Procurious is an influential network created by and for procurement and supply chain professionals. With the end of the year fast approaching, and as our environment, technologies, jobs and so on change at lightning speed, the network has been asking: what are the buying trends predicted for 2019? Based on an analysis of many documents published this year, here is a taster of the emerging topics in the world of purchasing.
1. Supplier management
Professionals in the sectors and audit firms have been forecasting it for some time. Whether it be AgileBuyer and the French National Procurement Council in their latest study or PwC in their articles, buyer-supplier relations are continuing to move towards a true partnership.
According to the AgileBuyer survey, most of the 600 professionals surveyed had taken action to strengthen the quality of their supplier relationship, especially by "selling" their needs to certain suppliers and giving them greater stimulus to work together. Being the suppliers' best customer is now a necessity!
No longer considered as mere service providers, suppliers are becoming increasingly involved in their customers' strategic decisions. They have now adopted a TCO (Total Cost of Ownership) management and driving innovation strategy. Their mission is to provide advice and support to optimise company purchasing and make it more competitive.
2. Blockchain and digitalisation
The Jaggaer study highlights one of the main challenges for purchasing departments: data control. Most respondents to the study had taken this into account and invested specifically with this in mind. The most advanced companies are even considering taking on digital assistants, including conversational assistants (52%), and adopting robotic processes (48%) and blockchain technology (30%).
A still unclear notion for some, blockchain allows information to be stored and shared safely and securely. Ernst & Young also observed that the development of this technology and the new level of transparency that it brings with it will bring the procurement function and CPOs (Chief Procurement Officers) to the fore in the public sphere.
However, purchasing departments still have huge room for improvement because, as again stated in the Jaggaer study, only 2% of businesses said they relied on intelligent technologies to improve their decision-making. The automation of low value-added tasks is now in full swing, but digitalisation hasn't yet been applied to the whole purchasing structure (employees, processes and technology).
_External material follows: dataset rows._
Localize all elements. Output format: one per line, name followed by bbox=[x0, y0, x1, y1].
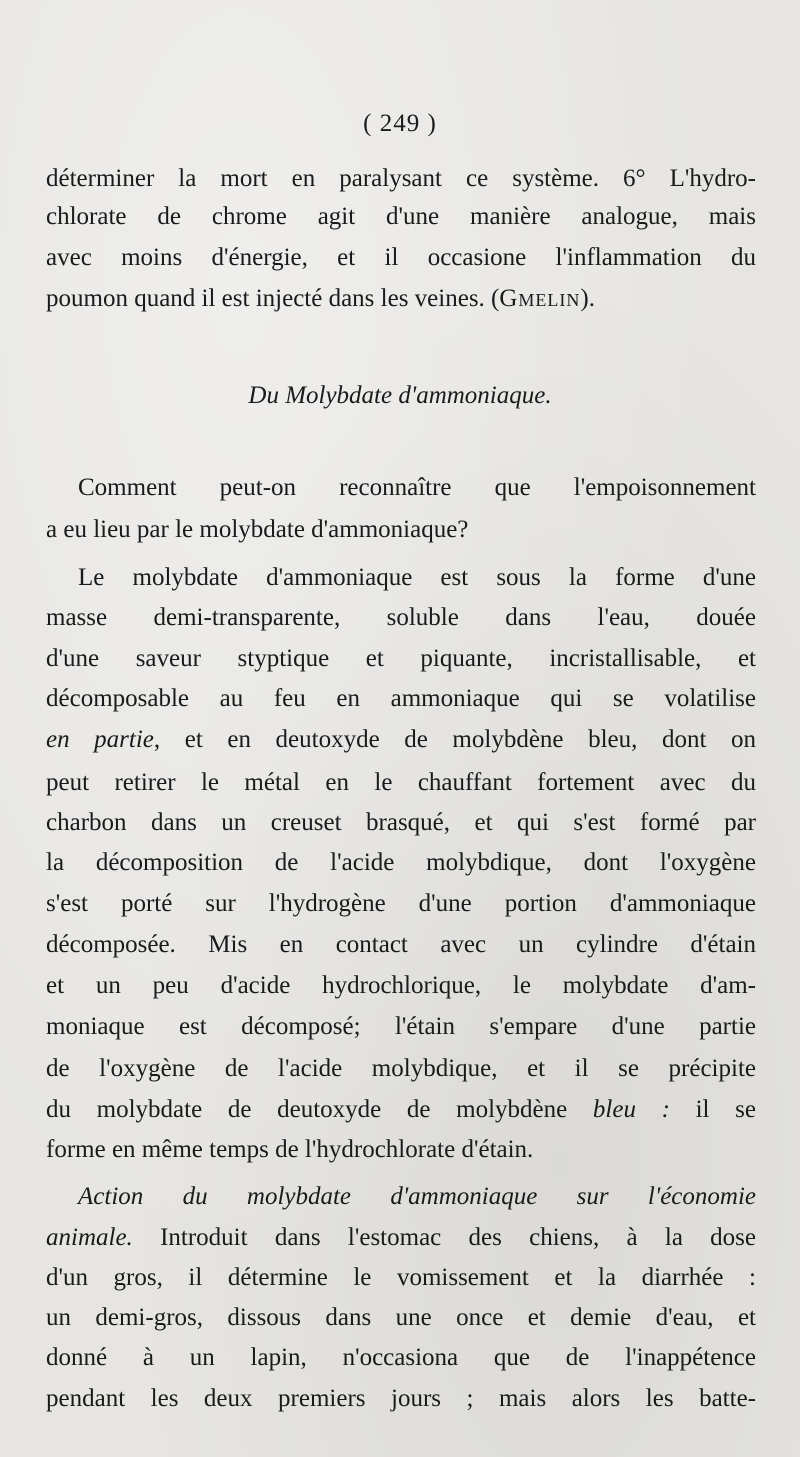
text-line bbox=[46, 1090, 756, 1130]
text-line bbox=[46, 720, 756, 760]
text-line: la décomposition de l'acide molybdique, dont l'oxygène bbox=[46, 849, 756, 876]
text-line: avec moins d'énergie, et il occasione l'inflammation du bbox=[46, 244, 756, 271]
text-line: Comment peut-on reconnaître que l'empoisonnement bbox=[78, 474, 756, 501]
text-line: déterminer la mort en paralysant ce système. 6° L'hydro- bbox=[46, 165, 756, 192]
text-line: masse demi-transparente, soluble dans l'eau, douée bbox=[46, 604, 756, 631]
section-heading: Du Molybdate d'ammoniaque. bbox=[248, 382, 552, 409]
text-line: moniaque est décomposé; l'étain s'empare d'une partie bbox=[46, 1013, 756, 1040]
italic-span: en partie bbox=[46, 726, 154, 753]
text-span: Introduit dans l'estomac des chiens, à la dose bbox=[132, 1224, 756, 1251]
text-line: de l'oxygène de l'acide molybdique, et il se précipite bbox=[46, 1055, 756, 1082]
text-span: il se bbox=[669, 1096, 756, 1123]
text-line: peut retirer le métal en le chauffant fortement avec du bbox=[46, 769, 756, 796]
text-line: décomposée. Mis en contact avec un cylindre d'étain bbox=[46, 931, 756, 958]
text-span: du molybdate de deutoxyde de molybdène bbox=[46, 1096, 593, 1123]
text-line: d'une saveur styptique et piquante, incristallisable, et bbox=[46, 645, 756, 672]
text-line: a eu lieu par le molybdate d'ammoniaque? bbox=[46, 516, 469, 543]
author-name: Gmelin bbox=[499, 285, 581, 312]
text-span: ). bbox=[580, 285, 595, 312]
text-line bbox=[46, 279, 756, 319]
text-line: donné à un lapin, n'occasiona que de l'inappétence bbox=[46, 1344, 756, 1371]
text-line: Le molybdate d'ammoniaque est sous la forme d'une bbox=[78, 564, 756, 591]
text-line: décomposable au feu en ammoniaque qui se volatilise bbox=[46, 685, 756, 712]
text-line: charbon dans un creuset brasqué, et qui s'est formé par bbox=[46, 809, 756, 836]
italic-span: animale. bbox=[46, 1224, 133, 1251]
page-number: ( 249 ) bbox=[363, 110, 437, 137]
text-line bbox=[46, 1218, 756, 1258]
text-line: pendant les deux premiers jours ; mais alors les batte- bbox=[46, 1385, 756, 1412]
text-line: et un peu d'acide hydrochlorique, le molybdate d'am- bbox=[46, 972, 756, 999]
text-span: poumon quand il est injecté dans les veines. ( bbox=[46, 285, 500, 312]
italic-span: bleu : bbox=[592, 1096, 670, 1123]
text-line: s'est porté sur l'hydrogène d'une portion d'ammoniaque bbox=[46, 890, 756, 917]
text-line: Action du molybdate d'ammoniaque sur l'économie bbox=[78, 1183, 756, 1210]
text-line: forme en même temps de l'hydrochlorate d'étain. bbox=[46, 1136, 534, 1163]
text-span: , et en deutoxyde de molybdène bleu, dont on bbox=[153, 726, 756, 753]
text-line: un demi-gros, dissous dans une once et demie d'eau, et bbox=[46, 1304, 756, 1331]
text-line: chlorate de chrome agit d'une manière analogue, mais bbox=[46, 203, 756, 230]
text-line: d'un gros, il détermine le vomissement et la diarrhée : bbox=[46, 1264, 756, 1291]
Over the last few years, CSR (Corporate Social Responsibility) has become a procurement criterion in its own right. According to the AgileBuyer study, almost one in two buyers had CSR procurement targets. This trend is particularly noticeable in the public sector (76%), as public purchasing policies are based on European directives, and in large businesses with more than 5000 employees (59%), as their responsibility is scrutinised more closely and their larger workforces allow for it too.
In order to measure advances in this area, the ISO 20400 international standard barometer was recently created. The results are encouraging: after only coming into effect last February, 66% of respondents knew the standard by name and nearly two thirds of them had even taken applicable steps. But does knowing it really mean implementing it?
Despite respondents being well-informed, implementing policy in this regard is still not widespread everywhere. The ObsAR sustainable procurement barometer sheds light on the major hurdles encountered by procurement officers : a lack of clear performance indicators, a lack of internal expertise or training, contradictory purchasing vs business objectives and budgetary constraints.
4. New generation and automation
What with automation, artificial intelligence, machine learning on the horizon, these technologies are heralding major change in the professional world. Michael Page UK and Procurious recently asked around 600 purchasing professionals around the world of procurement in the year 2030. The first finding was almost unanimous: 92% of respondents thought that the profession would be radically different. Respondents also believed that 42% of their tasks could be automated in the future.
Additionally, Michael Page and Procurious highlighted four short and mid-term challenges for purchasing professionals:
- Improve and value the procurement function.
- Adopt and harness current and future technologies.
- Optimise data management through technologies.
- Continually adapt and develop your skills.
Together, these changes (task automation, valuing procurement etc.) would change purchasing professionals into strategic consultants.
5. Risk management
What with Brexit, protectionism, trade wars and so on, the risks are everywhere and they keep multiplying. According to Deloitte, the main risks that procurement departments face today are price volatility, payments, regulatory compliance, supply assurance and customer perception.
In light of these elements, together with the expectations and needs of organisations, purchasing departments are working on all fronts and are striving to meet mid-term cost management needs, while maintaining a long-term vision and being on the lookout for strategic opportunities. In this way, procurement has a crucial role to play: by relying on new technology, it will ultimately move towards strategic consulting.